This last one is doing a ton of work for you, because it either cools off the dishes you need to keep cool, heats up the dishes best served warm, or lets you get the flavors just exactly right. And since you can cast the spell multiple times, keeping up to three effects going at once, you can do flavor up to three cubic feet of food all at once–which is a pretty hefty box:

You can fit a lot of dinners in that one, folks.

Create Food and Water

This one is less an “epic fantasy feast” spell and more, you ruined your roast and now you have to figure out what you’re going to do because your dinner guest has arrived and you can’t just pop out the window to purchase fast food and disguise it as your own cooking (which is a delightfully devilish move, to be sure).

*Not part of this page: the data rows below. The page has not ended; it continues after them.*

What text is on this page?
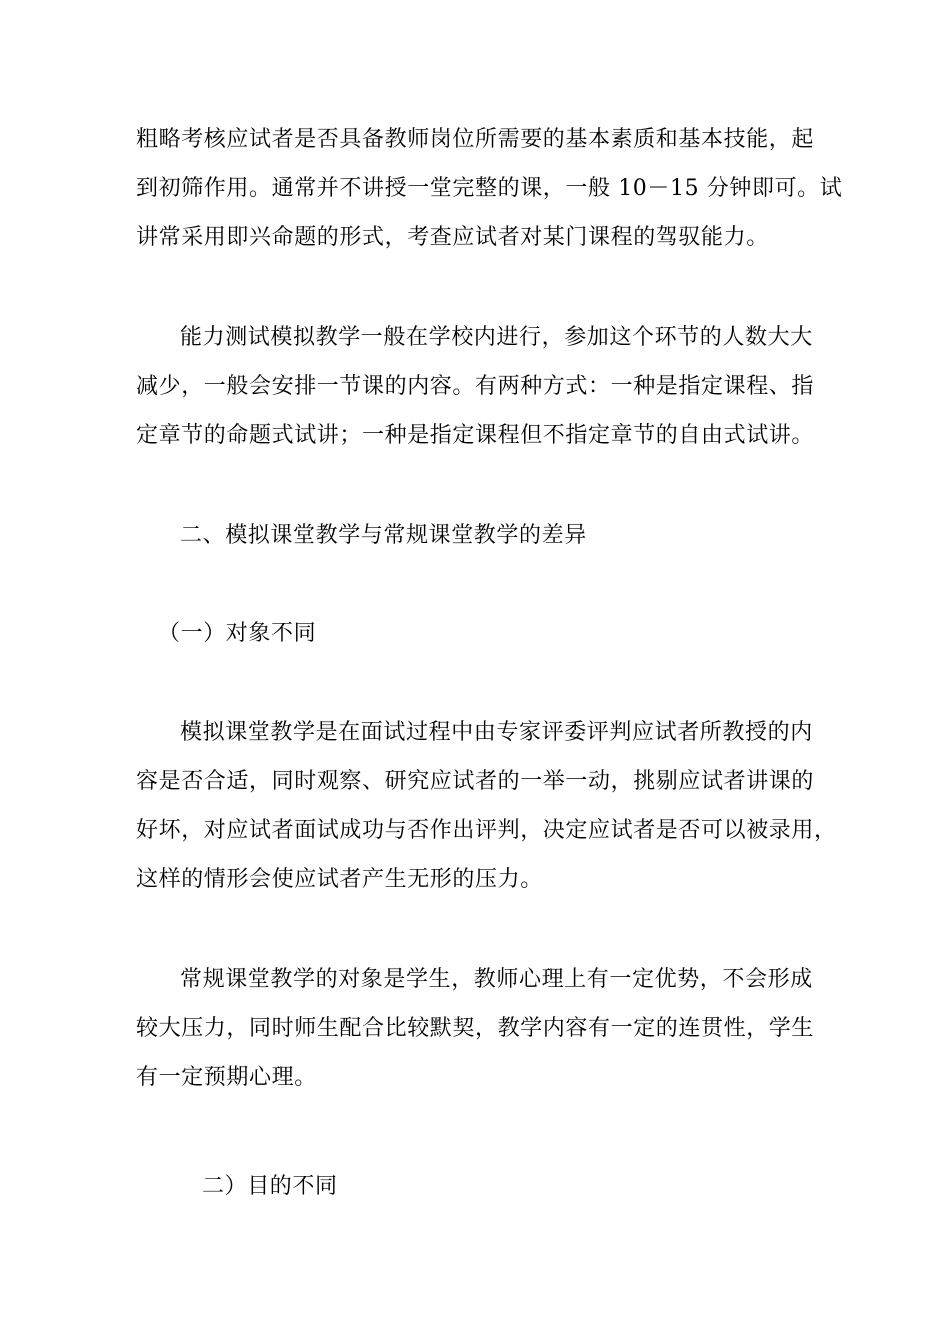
粗略考核应试者是否具备教师岗位所需要的基本素质和基本技能，起
到初筛作用。通常并不讲授一堂完整的课，一般 10－15 分钟即可。试
讲常采用即兴命题的形式，考查应试者对某门课程的驾驭能力。

能力测试模拟教学一般在学校内进行，参加这个环节的人数大大
减少，一般会安排一节课的内容。有两种方式：一种是指定课程、指
定章节的命题式试讲；一种是指定课程但不指定章节的自由式试讲。

二、模拟课堂教学与常规课堂教学的差异
（一）对象不同

模拟课堂教学是在面试过程中由专家评委评判应试者所教授的内
容是否合适，同时观察、研究应试者的一举一动，挑剔应试者讲课的
好坏，对应试者面试成功与否作出评判，决定应试者是否可以被录用，
这样的情形会使应试者产生无形的压力。

常规课堂教学的对象是学生，教师心理上有一定优势，不会形成
较大压力，同时师生配合比较默契，教学内容有一定的连贯性，学生
有一定预期心理。

二）目的不同
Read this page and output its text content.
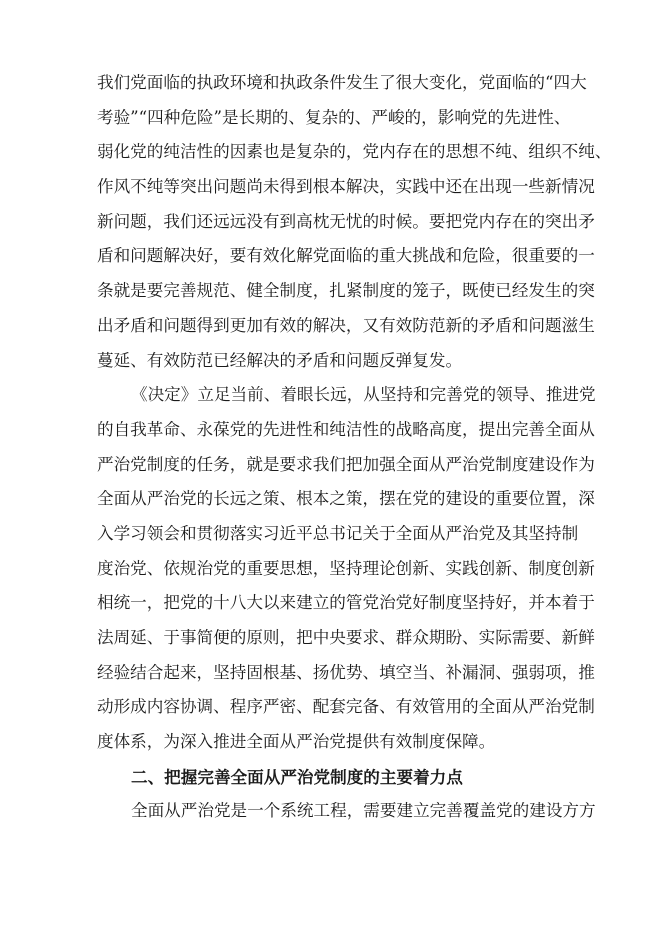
我们党面临的执政环境和执政条件发生了很大变化，党面临的“四大
考验”“四种危险”是长期的、复杂的、严峻的，影响党的先进性、
弱化党的纯洁性的因素也是复杂的，党内存在的思想不纯、组织不纯、
作风不纯等突出问题尚未得到根本解决，实践中还在出现一些新情况
新问题，我们还远远没有到高枕无忧的时候。要把党内存在的突出矛
盾和问题解决好，要有效化解党面临的重大挑战和危险，很重要的一
条就是要完善规范、健全制度，扎紧制度的笼子，既使已经发生的突
出矛盾和问题得到更加有效的解决，又有效防范新的矛盾和问题滋生
蔓延、有效防范已经解决的矛盾和问题反弹复发。
《决定》立足当前、着眼长远，从坚持和完善党的领导、推进党
的自我革命、永葆党的先进性和纯洁性的战略高度，提出完善全面从
严治党制度的任务，就是要求我们把加强全面从严治党制度建设作为
全面从严治党的长远之策、根本之策，摆在党的建设的重要位置，深
入学习领会和贯彻落实习近平总书记关于全面从严治党及其坚持制
度治党、依规治党的重要思想，坚持理论创新、实践创新、制度创新
相统一，把党的十八大以来建立的管党治党好制度坚持好，并本着于
法周延、于事简便的原则，把中央要求、群众期盼、实际需要、新鲜
经验结合起来，坚持固根基、扬优势、填空当、补漏洞、强弱项，推
动形成内容协调、程序严密、配套完备、有效管用的全面从严治党制
度体系，为深入推进全面从严治党提供有效制度保障。
二、把握完善全面从严治党制度的主要着力点
全面从严治党是一个系统工程，需要建立完善覆盖党的建设方方
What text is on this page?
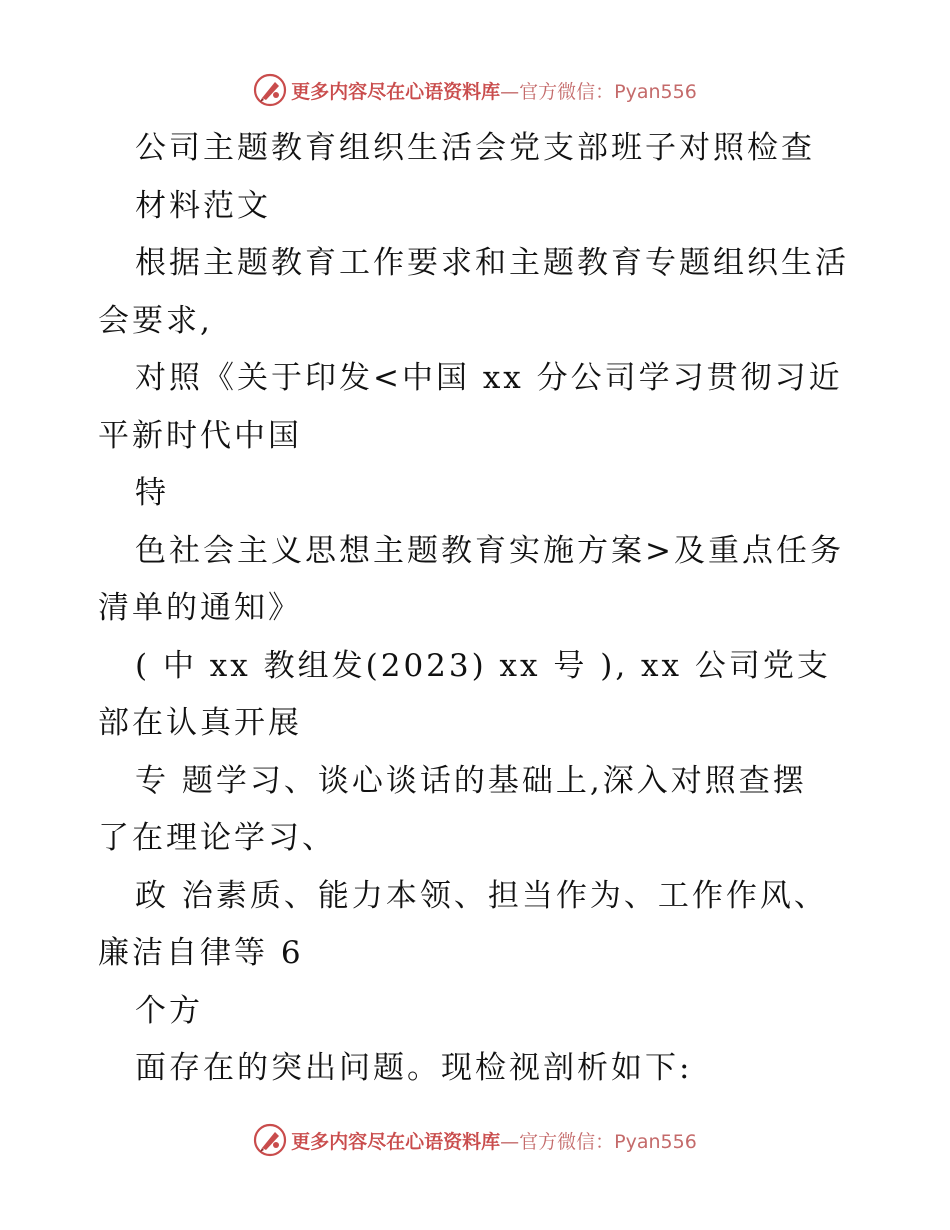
更多内容尽在心语资料库 —官方微信：Pyan556
公司主题教育组织生活会党支部班子对照检查
材料范文
根据主题教育工作要求和主题教育专题组织生活
会要求,
对照《关于印发<中国 xx 分公司学习贯彻习近
平新时代中国
特
色社会主义思想主题教育实施方案>及重点任务
清单的通知》
( 中 xx 教组发(2023) xx 号 ), xx 公司党支
部在认真开展
专 题学习、谈心谈话的基础上,深入对照查摆
了在理论学习、
政 治素质、能力本领、担当作为、工作作风、
廉洁自律等 6
个方
面存在的突出问题。现检视剖析如下:
更多内容尽在心语资料库 —官方微信：Pyan556
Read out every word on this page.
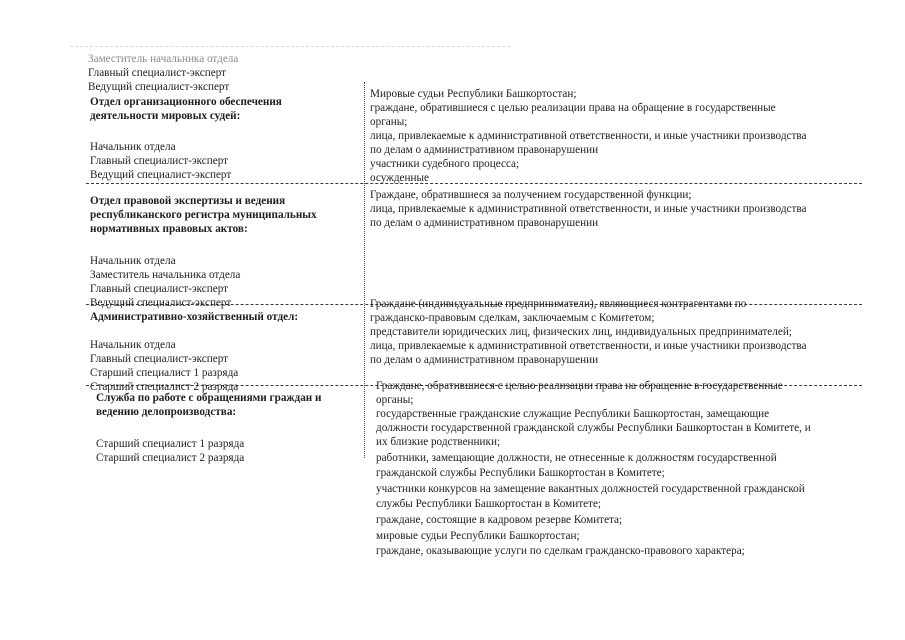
Заместитель начальника отдела
Главный специалист-эксперт
Ведущий специалист-эксперт
Отдел организационного обеспечения
деятельности мировых судей:
Начальник отдела
Главный специалист-эксперт
Ведущий специалист-эксперт
Мировые судьи Республики Башкортостан;
граждане, обратившиеся с целью реализации права на обращение в государственные
органы;
лица, привлекаемые к административной ответственности, и иные участники производства
по делам о административном правонарушении
участники судебного процесса;
осужденные
Отдел правовой экспертизы и ведения
республиканского регистра муниципальных
нормативных правовых актов:
Начальник отдела
Заместитель начальника отдела
Главный специалист-эксперт
Ведущий специалист-эксперт
Граждане, обратившиеся за получением государственной функции;
лица, привлекаемые к административной ответственности, и иные участники производства
по делам о административном правонарушении
Административно-хозяйственный отдел:
Начальник отдела
Главный специалист-эксперт
Старший специалист 1 разряда
Старший специалист 2 разряда
Граждане (индивидуальные предприниматели), являющиеся контрагентами по
гражданско-правовым сделкам, заключаемым с Комитетом;
представители юридических лиц, физических лиц, индивидуальных предпринимателей;
лица, привлекаемые к административной ответственности, и иные участники производства
по делам о административном правонарушении
Служба по работе с обращениями граждан и
ведению делопроизводства:
Старший специалист 1 разряда
Старший специалист 2 разряда
Граждане, обратившиеся с целью реализации права на обращение в государственные
органы;
государственные гражданские служащие Республики Башкортостан, замещающие
должности государственной гражданской службы Республики Башкортостан в Комитете, и
их близкие родственники;
работники, замещающие должности, не отнесенные к должностям государственной
гражданской службы Республики Башкортостан в Комитете;
участники конкурсов на замещение вакантных должностей государственной гражданской
службы Республики Башкортостан в Комитете;
граждане, состоящие в кадровом резерве Комитета;
мировые судьи Республики Башкортостан;
граждане, оказывающие услуги по сделкам гражданско-правового характера;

Instead, create food and water lets you instantly create enough food to sustain up to fifteen humanoids for 24 hours.

And while it’s bland but nourishing, with the judicious use of prestidigitation and maybe a glibness or two, you’ll be enjoying delicious food with an obscure regional dialect nickname in no time flat.

Heroes’ Feast

Finally we get to the first of our feasting spells. This is one of the ones that the budding fantasy author side of your DM can really flex their creative description muscles with, as Heroes’ Feast creates a massive, magical feast full of “magnificent food and drink.”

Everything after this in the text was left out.